There are two main types of brakes—drum brakes and disc brakes. Drum brakes are found in many cars, often on the rear wheels. They’re less expensive to manufacture, but more difficult to replace because they contain more parts. However, changing your drum brakes is a feasible DIY project. Follow these steps to change your drum brakes on your own, and when in doubt call Chip Wynn Motors for service help and questions.
For your safety, you’ll want to be equipped with an asbestos respirator mask. When you change the brakes, you’ll release asbestos dust from the drum brakes. Asbestos is extremely hazardous, so protect yourself and make sure no one else—not even a pet—is around during the job.
When you’re equipped for safety, you’re ready to get to the drum brakes. Use a jack to raise your vehicle so that the wheel is off of the ground. Remove the hubcap, the nuts, and then the tire itself.
Next, use a penetrating oil like PB Blaster to spray the hub. This type of oil makes it easier to remove mechanical parts because it penetrates the tight spaces between the threads of two connected parts. With the oil applied, you should be able to remove the brake drum by grabbing its edges and wiggling it off. In some cases you may need to use a brake adjustment tool to remove the brake, and in other cases you may need to first remove some screws before you can take off the brake. Your owner’s manual should tell you whether or not this is necessary. Take a picture of your drum brake before you do anything else so that you can remember how it’s assembled later on.
Place the entire brake in a container such as a tub or a bucket and spray it with brake cleaner from the auto parts store, which will help keep the asbestos from going airborne.
Wearing gloves and your mask, take your drum brake apart piece by piece. Start by removing the shoe return springs, then the parking brake lever, followed by the retainer springs. Separate the shoes from the wheel cylinder pins, then remove them along with the self-adjuster. When they’ve been separated from as a unit, remove the self-adjuster spring. You can use a photo from online or from within your owner’s manual to help you identify each part as you go along. It may also help to take plenty of pictures or make a video as you disassemble to help you reassemble your brakes correctly.
Now that everything has been taken apart, you can clean each part and inspect each part carefully for damage. It’s a good idea to replace all springs at this time, and any specific part that’s undergone significant wear.
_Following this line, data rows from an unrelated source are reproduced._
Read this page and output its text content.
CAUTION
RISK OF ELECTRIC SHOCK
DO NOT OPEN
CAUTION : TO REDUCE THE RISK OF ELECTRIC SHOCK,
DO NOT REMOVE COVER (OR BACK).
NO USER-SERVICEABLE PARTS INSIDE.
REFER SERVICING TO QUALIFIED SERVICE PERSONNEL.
With everything cleaned, replaced, and lubed, it’s time to put it all back together. Use your photos and footage to help you rebuild your brake. When everything looks right, replace the drum brake onto the wheel, retracing all of your steps. Replace the tire and check to see that the brakes are working properly. Readjust the brake adjustment as needed to ensure that brakes aren’t too tight. If everything seems to be running properly, you have just successfully replaced your drum brakes!